What he does want is for young people to be supported to acquirebroader skills around readiness to work, problem solving, teamwork, creativity and interpersonal relationships. “Those are the skills probably most in demand from employers, and we haven’t really got round to working out how we do this. Obviously, core knowledge is a prerequisite for success, but I also think one of the other things to think about is to get those skills back for people.”
He wonders whether young people will have gained or lost resilience during the fraught pandemic period. But having grown up in Belfast during the Troubles, he is perhaps more optimistic than some.
“What were the long-term effects on me of growing up around extreme violence? I’m not sure I know. It was just my childhood, I often wonder what will our kids think about the pandemic ten years from now. I really don’t have a clue.”
His older son is about to head off to university, bringing back memories of Danker’s own student days in Manchester. He’s not planning to encourage his son into student politics, but it’s brought into sharp focus the importance of institutions like UJS and the Jewish Chaplaincy. “I’ve come full circle… the sheer importance of those organisations is very vivid in my mind.”
After leaving UJS, he spent two years working for the late Lord Sacks, who he still fondly refers to as “the Chief”, before stints at McKinsey and as a special adviser at the Treasury during the Gordon Brown years.
Danker’s time with Lord Sacks left a lasting impression, particularly of what constitutes strong leadership and communication. “He was a huge inspiration to me and my Jewish identity,” he says. “He was world-class at understanding how to have a national conversation. His advocacy and communication skills and his ability to bring his ideals and belief into the public discourse was second to none. That’s the biggest thing I learnt from him, about national discourse,” he says. “That has definitely stuck with me.”

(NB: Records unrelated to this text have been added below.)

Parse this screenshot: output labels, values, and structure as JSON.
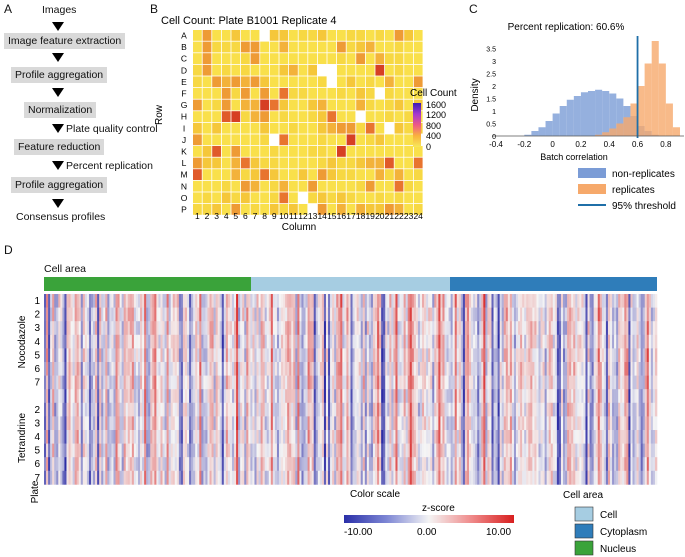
{
  "panels": {
    "a": "A",
    "b": "B",
    "c": "C",
    "d": "D"
  },
  "flowchart": {
    "steps": [
      "Images",
      "Image feature extraction",
      "Profile aggregation",
      "Normalization",
      "Feature reduction",
      "Profile aggregation",
      "Consensus profiles"
    ],
    "side_labels": [
      "Plate quality control",
      "Percent replication"
    ]
  },
  "colors": {
    "non_replicates": "#7b9cd6",
    "replicates": "#f6a96b",
    "threshold": "#1f6fa8",
    "cell": "#a6cde2",
    "cytoplasm": "#2f7dba",
    "nucleus": "#3aa33a"
  },
  "heatmap_b": {
    "title": "Cell Count: Plate B1001 Replicate 4",
    "ylabel": "Row",
    "xlabel": "Column",
    "rows": [
      "A",
      "B",
      "C",
      "D",
      "E",
      "F",
      "G",
      "H",
      "I",
      "J",
      "K",
      "L",
      "M",
      "N",
      "O",
      "P"
    ],
    "cols": [
      "1",
      "2",
      "3",
      "4",
      "5",
      "6",
      "7",
      "8",
      "9",
      "10",
      "11",
      "12",
      "13",
      "14",
      "15",
      "16",
      "17",
      "18",
      "19",
      "20",
      "21",
      "22",
      "23",
      "24"
    ],
    "colorbar_title": "Cell Count",
    "colorbar_ticks": [
      "1600",
      "1200",
      "800",
      "400",
      "0"
    ],
    "white_wells": [
      "A-8",
      "D-14",
      "D-15",
      "E-15",
      "F-20",
      "H-18",
      "I-21",
      "J-9",
      "J-24",
      "O-12",
      "P-13"
    ]
  },
  "histogram_c": {
    "title": "Percent replication: 60.6%",
    "xlabel": "Batch correlation",
    "ylabel": "Density",
    "xticks": [
      "-0.4",
      "-0.2",
      "0",
      "0.2",
      "0.4",
      "0.6",
      "0.8"
    ],
    "yticks": [
      "0",
      "0.5",
      "1",
      "1.5",
      "2",
      "2.5",
      "3",
      "3.5"
    ],
    "legend": [
      "non-replicates",
      "replicates",
      "95% threshold"
    ]
  },
  "chart_data": [
    {
      "type": "heatmap",
      "title": "Cell Count: Plate B1001 Replicate 4",
      "xlabel": "Column",
      "ylabel": "Row",
      "color_range": [
        0,
        1600
      ]
    },
    {
      "type": "bar",
      "title": "Percent replication: 60.6%",
      "xlabel": "Batch correlation",
      "ylabel": "Density",
      "xlim": [
        -0.4,
        0.9
      ],
      "ylim": [
        0,
        4
      ],
      "bin_edges": [
        -0.4,
        -0.35,
        -0.3,
        -0.25,
        -0.2,
        -0.15,
        -0.1,
        -0.05,
        0,
        0.05,
        0.1,
        0.15,
        0.2,
        0.25,
        0.3,
        0.35,
        0.4,
        0.45,
        0.5,
        0.55,
        0.6,
        0.65,
        0.7,
        0.75,
        0.8,
        0.85,
        0.9
      ],
      "series": [
        {
          "name": "non-replicates",
          "values": [
            0,
            0,
            0,
            0,
            0.05,
            0.2,
            0.35,
            0.6,
            0.9,
            1.2,
            1.45,
            1.6,
            1.75,
            1.8,
            1.85,
            1.8,
            1.7,
            1.5,
            1.2,
            0.8,
            0.4,
            0.2,
            0.05,
            0,
            0,
            0
          ]
        },
        {
          "name": "replicates",
          "values": [
            0,
            0,
            0,
            0,
            0,
            0,
            0,
            0,
            0,
            0,
            0,
            0,
            0,
            0,
            0.05,
            0.15,
            0.3,
            0.5,
            0.75,
            1.3,
            2.0,
            2.9,
            3.8,
            2.9,
            1.3,
            0.35
          ]
        }
      ],
      "threshold": 0.6
    }
  ],
  "heatmap_d": {
    "cell_area_label": "Cell area",
    "group1": "Nocodazole",
    "group2": "Tetrandrine",
    "plate_label": "Plate",
    "rows1": [
      "1",
      "2",
      "3",
      "4",
      "5",
      "6",
      "7"
    ],
    "rows2": [
      "1",
      "2",
      "3",
      "4",
      "5",
      "6",
      "7"
    ],
    "colorscale_title": "Color scale",
    "zscore_label": "z-score",
    "zscore_ticks": [
      "-10.00",
      "0.00",
      "10.00"
    ],
    "legend_title": "Cell area",
    "legend_items": [
      "Cell",
      "Cytoplasm",
      "Nucleus"
    ],
    "area_fractions": {
      "nucleus": 0.34,
      "cell": 0.33,
      "cytoplasm": 0.33
    }
  }
}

Jewish identity remains important to Danker, who is a member of Barnet United Synagogue, although he laments that he is “far too busy to do all the things that I’d like to do”. But as he says, “everybody doesn’t have to be a macher, sometimes it’s fine to be a good Jewish parent and a good member of your local shul, so I’m trying to be those things.”
And he’s also trying to be a cheerleader for business, when that is sorely needed. Having been an adviser to the government during the financial crisis, ultimately he sees now as a moment of opportunity.
We’d have needed a long-term economic strategy post-Brexit anyway, he says, but “you take together Brexit, the pandemic, COP26 and climate change, and all of a sudden there really is a need for a strategy for Britain to thrive in the world.”
But ever the optimist, he thinks the will for this is there in the way it wasn’t in 2008. “I know because I was at the Treasury at the time. There wasn’t really consensus about what needed to be done.” And make no mistake, we must seize the opportunity. “I don’t think we’ll get another one of these moments in my lifetime.”
A crucial time to be at the helm of the CBI, then. But first on his agenda; Friday night dinner, the first reunion with his parents in more than a year. A brief moment of calm in what will unquestionably be a busy year ahead.